Un mode de production, enfin, dont les produits sont plus chers. Mais ce n’est pas rédhibitoire : 1) il est reconnu que divers intermédiaires prélèvent des marges excessives sur le bio ; 2) les produits bio sont plus sains et leur consommation doit aussi inciter à repenser notre alimentation ; 3) on pourrait aussi, puisqu’on subventionne la production, subventionner (un peu) la consommation, notamment s’agissant de populations fragiles économiquement et socialement. En France, l’idée de bons alimentaires bio a déjà fait son chemin et pourrait aider à concrétiser le droit “à une alimentation saine, nutritive et suffisante” reconnu au niveau international (Agenda 2030 des Nations Unies, cible 2.1).

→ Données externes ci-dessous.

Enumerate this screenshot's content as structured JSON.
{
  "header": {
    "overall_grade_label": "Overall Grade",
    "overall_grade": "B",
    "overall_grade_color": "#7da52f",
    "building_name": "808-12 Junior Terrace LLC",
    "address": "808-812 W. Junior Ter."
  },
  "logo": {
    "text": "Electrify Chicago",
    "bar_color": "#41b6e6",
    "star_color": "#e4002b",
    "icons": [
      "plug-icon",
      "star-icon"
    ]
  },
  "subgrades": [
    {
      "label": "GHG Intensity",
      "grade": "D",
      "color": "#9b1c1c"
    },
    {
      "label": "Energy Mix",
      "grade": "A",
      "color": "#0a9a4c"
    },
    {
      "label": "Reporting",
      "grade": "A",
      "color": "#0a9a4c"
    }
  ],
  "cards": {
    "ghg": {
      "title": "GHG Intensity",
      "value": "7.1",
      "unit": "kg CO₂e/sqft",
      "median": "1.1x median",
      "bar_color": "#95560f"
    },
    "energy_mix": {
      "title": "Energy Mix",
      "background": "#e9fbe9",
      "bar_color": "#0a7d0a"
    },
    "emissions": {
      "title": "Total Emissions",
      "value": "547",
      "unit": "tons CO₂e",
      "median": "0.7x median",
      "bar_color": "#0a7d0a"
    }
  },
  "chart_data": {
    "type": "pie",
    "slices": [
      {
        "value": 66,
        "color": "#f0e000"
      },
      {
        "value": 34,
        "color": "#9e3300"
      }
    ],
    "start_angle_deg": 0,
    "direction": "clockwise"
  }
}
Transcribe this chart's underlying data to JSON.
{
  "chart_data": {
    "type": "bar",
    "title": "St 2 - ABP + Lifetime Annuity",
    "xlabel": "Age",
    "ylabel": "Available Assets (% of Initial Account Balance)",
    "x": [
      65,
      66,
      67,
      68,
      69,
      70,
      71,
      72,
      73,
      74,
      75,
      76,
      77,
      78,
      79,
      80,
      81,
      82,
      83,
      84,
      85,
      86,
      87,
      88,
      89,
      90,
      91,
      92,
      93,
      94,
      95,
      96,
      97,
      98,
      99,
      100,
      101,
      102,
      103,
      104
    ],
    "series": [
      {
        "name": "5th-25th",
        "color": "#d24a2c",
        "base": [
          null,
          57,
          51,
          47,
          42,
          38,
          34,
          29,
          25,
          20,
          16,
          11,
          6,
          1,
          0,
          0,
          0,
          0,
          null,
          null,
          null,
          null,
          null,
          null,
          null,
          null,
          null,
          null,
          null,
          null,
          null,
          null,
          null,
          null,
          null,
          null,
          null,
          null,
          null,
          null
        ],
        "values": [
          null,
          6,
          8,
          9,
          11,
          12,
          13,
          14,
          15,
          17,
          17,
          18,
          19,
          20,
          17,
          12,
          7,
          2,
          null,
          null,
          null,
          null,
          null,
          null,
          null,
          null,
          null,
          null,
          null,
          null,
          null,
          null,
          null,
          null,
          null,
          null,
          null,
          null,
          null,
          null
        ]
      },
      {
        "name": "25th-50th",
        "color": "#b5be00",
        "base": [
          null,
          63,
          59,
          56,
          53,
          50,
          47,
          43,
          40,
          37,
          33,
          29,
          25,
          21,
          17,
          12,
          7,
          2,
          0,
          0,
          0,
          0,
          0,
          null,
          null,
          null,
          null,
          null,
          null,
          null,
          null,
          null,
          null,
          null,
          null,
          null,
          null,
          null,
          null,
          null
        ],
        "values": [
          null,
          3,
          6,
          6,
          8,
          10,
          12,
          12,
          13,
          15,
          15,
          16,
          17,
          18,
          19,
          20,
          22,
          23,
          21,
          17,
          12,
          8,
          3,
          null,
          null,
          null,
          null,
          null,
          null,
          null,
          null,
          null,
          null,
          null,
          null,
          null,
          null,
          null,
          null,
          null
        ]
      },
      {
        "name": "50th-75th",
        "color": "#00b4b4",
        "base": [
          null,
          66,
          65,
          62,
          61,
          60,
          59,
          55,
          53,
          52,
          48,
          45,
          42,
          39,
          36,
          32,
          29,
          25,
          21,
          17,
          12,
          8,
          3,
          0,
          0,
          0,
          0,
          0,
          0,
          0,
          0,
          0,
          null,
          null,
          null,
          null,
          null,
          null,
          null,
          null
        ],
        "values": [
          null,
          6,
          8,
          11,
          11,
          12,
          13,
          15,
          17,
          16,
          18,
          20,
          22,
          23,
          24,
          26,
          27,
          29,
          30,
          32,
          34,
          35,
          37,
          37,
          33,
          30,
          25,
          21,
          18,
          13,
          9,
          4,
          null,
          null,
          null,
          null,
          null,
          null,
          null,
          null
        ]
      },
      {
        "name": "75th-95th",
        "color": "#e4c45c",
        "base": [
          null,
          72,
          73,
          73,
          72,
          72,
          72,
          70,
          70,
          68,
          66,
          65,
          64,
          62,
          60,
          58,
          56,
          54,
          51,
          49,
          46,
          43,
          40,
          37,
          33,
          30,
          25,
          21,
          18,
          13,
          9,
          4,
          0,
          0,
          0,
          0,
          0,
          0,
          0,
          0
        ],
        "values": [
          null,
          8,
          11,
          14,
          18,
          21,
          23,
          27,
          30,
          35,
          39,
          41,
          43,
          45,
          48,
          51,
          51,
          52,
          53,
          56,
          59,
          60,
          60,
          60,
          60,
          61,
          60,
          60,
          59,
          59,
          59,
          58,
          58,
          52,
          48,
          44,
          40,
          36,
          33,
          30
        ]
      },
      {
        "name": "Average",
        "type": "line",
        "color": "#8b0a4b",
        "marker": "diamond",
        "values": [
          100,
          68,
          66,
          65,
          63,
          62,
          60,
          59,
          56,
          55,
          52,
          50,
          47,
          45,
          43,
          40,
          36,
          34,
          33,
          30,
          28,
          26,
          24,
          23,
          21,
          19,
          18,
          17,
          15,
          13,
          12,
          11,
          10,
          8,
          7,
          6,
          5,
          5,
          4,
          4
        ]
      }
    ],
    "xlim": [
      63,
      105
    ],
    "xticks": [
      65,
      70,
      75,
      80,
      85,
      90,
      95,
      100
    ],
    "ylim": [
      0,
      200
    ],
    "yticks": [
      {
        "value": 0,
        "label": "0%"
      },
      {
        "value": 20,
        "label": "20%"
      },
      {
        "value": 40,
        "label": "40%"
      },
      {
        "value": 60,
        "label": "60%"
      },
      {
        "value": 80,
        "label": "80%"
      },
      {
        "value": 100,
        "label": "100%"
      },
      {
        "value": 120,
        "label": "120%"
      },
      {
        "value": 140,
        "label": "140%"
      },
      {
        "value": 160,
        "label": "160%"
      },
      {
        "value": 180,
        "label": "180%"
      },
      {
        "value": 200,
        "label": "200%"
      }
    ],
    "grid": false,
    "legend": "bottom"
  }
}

Un délai de mise en œuvre jusqu’en 2030 : largement de quoi s’adapter
Il est faux de dire que si tout était produit en bio, les consommatrices et consommateurs suisses se tourneraient nécessairement en masse vers les produits non-bio étrangers. Les deux initiatives ont prévu des délais de 8 et 10 ans respectivement pour leur mise en œuvre. Largement assez de temps pour préciser les modèles économiques stabilisant la situation de l’agriculture et mettant fin au délétère mouvement de concentration des exploitations, qui a divisé leur nombre par deux en une génération.

Largement assez de temps pour adosser à la politique agricole une politique alimentaire. Tiens, c’était justement le motif allégué du renvoi de la PA 22 + à son auteur… Largement le temps, aussi, pour aligner notre vision agroalimentaire sur les exigences climatiques et de la biodiversité. Et pour mettre en action un texte constitutionnel plébiscité en septembre 2017 demandant que les « relations commerciales transfrontalières (…) contribuent au développement durable de l’agriculture et du secteur agroalimentaire » (art 104).

Et d’ici là, le changement des habitudes agro-alimentaires sera devenu inéluctable, et pas seulement en Suisse. Dans 8 ou 10 ans, nous serons… en 2030, et c’est justement pour cette date que l’Agenda 2030 nous demande de « promouvoir l’agriculture durable ». C’est bien maintenant qu’il faut changer de cap, si l’on veut y arriver dans les délais internationalement convenus.